В ту пору в селе строился новый кинотеатр, огромный фундамент уже полностью залитый, красно-кирпичным цоколем выступил из земли. Объём фундамента говорил о том, что в селе это будет самое большое здание. Старый кинотеатр хоть и работал, был просто в ужасном состоянии. Каждый вечер там демонстрировались фильмы по два сеанса в 19 и 21 час.
Дом культуры находился  в двух кварталах от кинотеатра.  По выходным  в субботу и в воскресенье там были танцы, иногда выступал Перелюбский народный театр показывая спектакли и праздничные концерты. Вот около этого старого кинотеатра и встретились ещё раз будущие молодожёны, чтобы уже никогда не расставаться.
                Василий.
Василий частенько по-стариковски присаживался в своём саду около речки,  и подолгу вглядываясь в дремлющую  воду, вспоминал всю свою долгую жизнь.
Дети, так все давно выросли, обзавелись семьями.
У детей повырастали их дети, многие здесь в Перелюбе.
И вот уже правнуки есть, а всё душа не на месте.
Всё отцовское сердце переживает за них, за взрослых его детей. Вот младшая Полина, уже сколько лет, как в Узбекистане живёт, видно и хорошо там, а всё-таки зачем было уезжать так далеко, чтобы потом приезжать почти каждый год проведывать. Только вот что-то с семьёй у неё не сложилось, да и детей своих нет, вот и утянула за собой Манькину младшую Вальку. А что ей здесь не жилось.
Сил уж нет особо, хотелось бы съездить в дальние края, а всё никак всё чего-то не отпускает, да и Ганна, что-то совсем расхворалась. Дай Бог здоровья, а то вдруг ещё и эту переживу.
Четверых жён уже схоронил Василий.
Теперь-то кроме дочерей, кому нужен буду, старик.
 А Манька-то дочь, вот не повезло бабе, какой зять был Мишка, а вот ушёл в самом начале, так и сгинул в горниле войны ни слуха , ни духа, три письма с фронта всего получила и всё. Сколь годов прошло, а всё ждёт его, так и не вышла ни за кого, вдруг Миша вернётся.

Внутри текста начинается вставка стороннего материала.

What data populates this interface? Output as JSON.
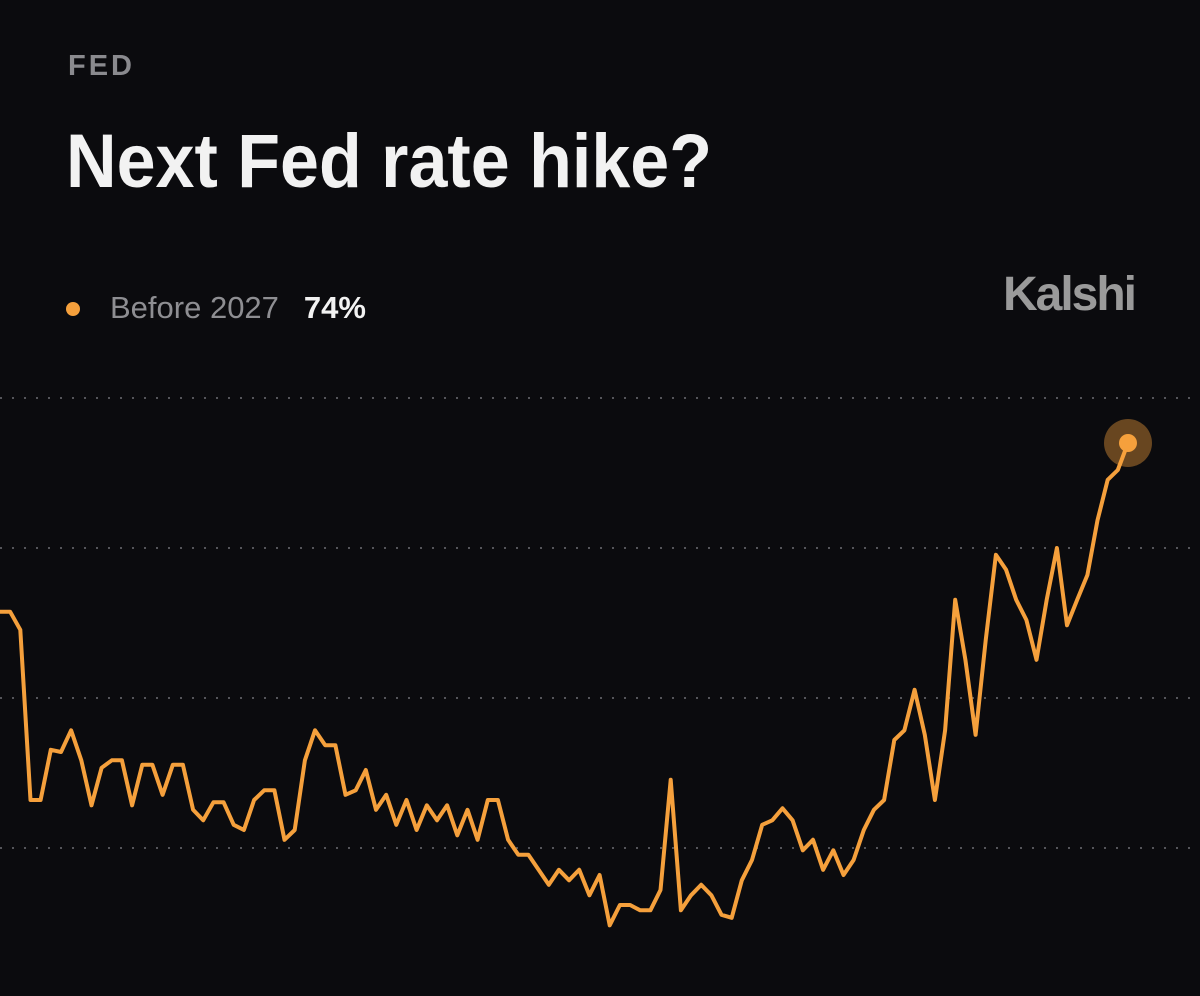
{
  "chart_data": {
    "type": "line",
    "category": "FED",
    "title": "Next Fed rate hike?",
    "brand": "Kalshi",
    "ylim": [
      0,
      80
    ],
    "yticks": [
      20,
      40,
      60,
      80
    ],
    "grid": true,
    "series": [
      {
        "name": "Before 2027",
        "color": "#f5a03c",
        "last_value_label": "74%",
        "values": [
          51.5,
          51.5,
          49.1,
          26.4,
          26.4,
          33.1,
          32.8,
          35.7,
          31.7,
          25.7,
          30.7,
          31.7,
          31.7,
          25.7,
          31.1,
          31.1,
          27.1,
          31.1,
          31.1,
          25.1,
          23.7,
          26.1,
          26.1,
          23.1,
          22.4,
          26.4,
          27.7,
          27.7,
          21.1,
          22.4,
          31.7,
          35.7,
          33.7,
          33.7,
          27.1,
          27.7,
          30.4,
          25.1,
          27.1,
          23.1,
          26.4,
          22.4,
          25.7,
          23.7,
          25.7,
          21.7,
          25.1,
          21.1,
          26.4,
          26.4,
          21.1,
          19.1,
          19.1,
          17.1,
          15.1,
          17.1,
          15.7,
          17.1,
          13.7,
          16.4,
          9.7,
          12.4,
          12.4,
          11.7,
          11.7,
          14.4,
          29.1,
          11.7,
          13.7,
          15.1,
          13.7,
          11.1,
          10.7,
          15.7,
          18.4,
          23.1,
          23.7,
          25.3,
          23.7,
          19.7,
          21.1,
          17.1,
          19.7,
          16.4,
          18.4,
          22.4,
          25.1,
          26.4,
          34.4,
          35.7,
          41.1,
          35.1,
          26.4,
          35.7,
          53.1,
          45.1,
          35.1,
          47.7,
          59.1,
          57.1,
          53.1,
          50.4,
          45.1,
          53.1,
          60,
          49.7,
          53.1,
          56.4,
          63.7,
          69.1,
          70.4,
          74
        ]
      }
    ]
  }
}
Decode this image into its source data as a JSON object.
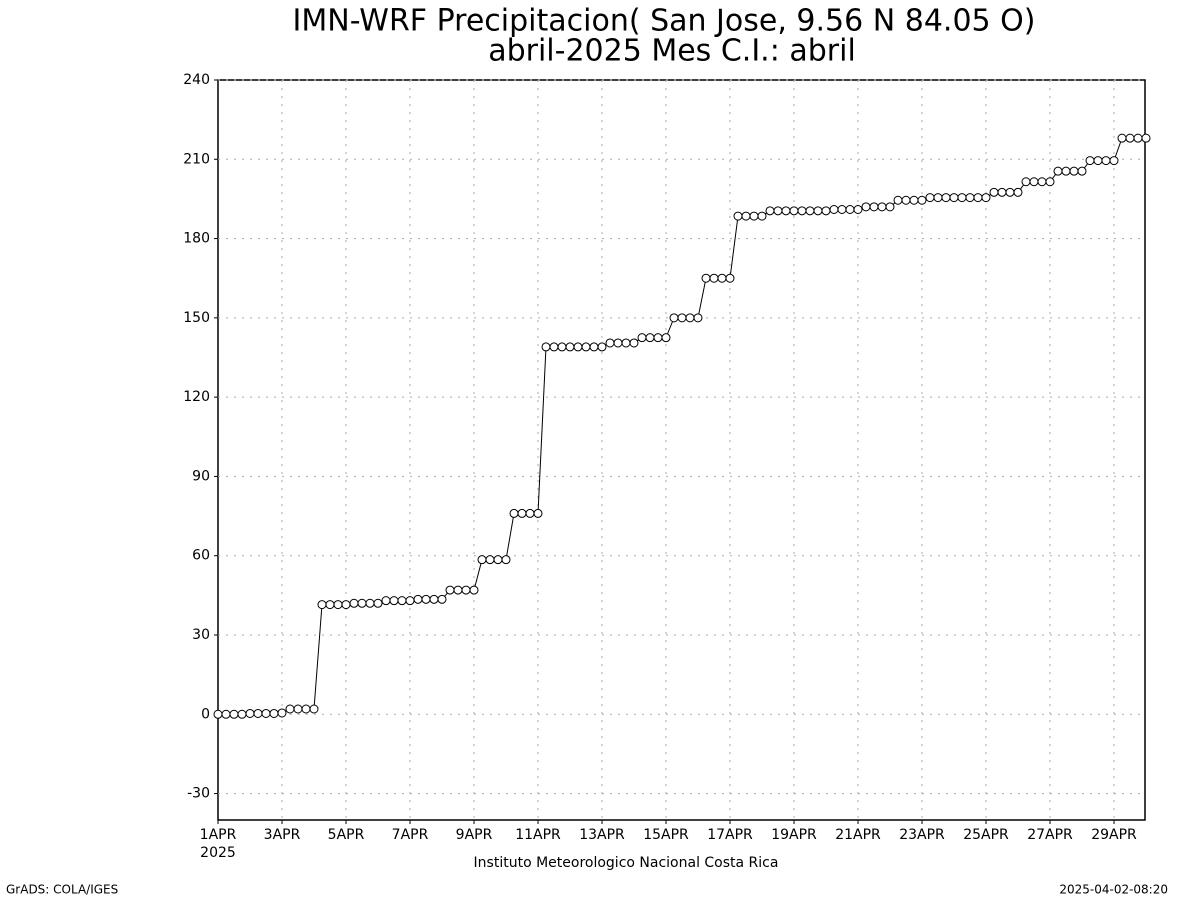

Живёт-то она хоть и  рядом, так целыми днями в колхозе.
Совсем эти колхозы всех замытарили, а толку –то что, так перебиваются с хлеба на воду. Сейчас хоть полегче стало, а после войны, так вообще впроголодь. Толик её старший сын, ещё в прошлом году с флота вернулся. Самого Хрущёва в Англию их корабль сопровождал, моряк. Прямо как Матвей, брат старший царство небесное. Лидка вот её средняя из Куйбышева с мальчонкой вернулась, что –то там с мужиком не сложилось, хотя муж был, фамилия у неё мужняя. А мальчонка, на загляденье и шустрый, даже чересчур - Юрик. Она и Лидка дерзкая порой, вот вчера прилетела, как на крыльях, все полы перемыла, а вот на разговор не идёт, так и резанула,- сама разберусь. И откуда прыть-то такая, а пацан-то у неё крепенький. Одним словом, мужичок.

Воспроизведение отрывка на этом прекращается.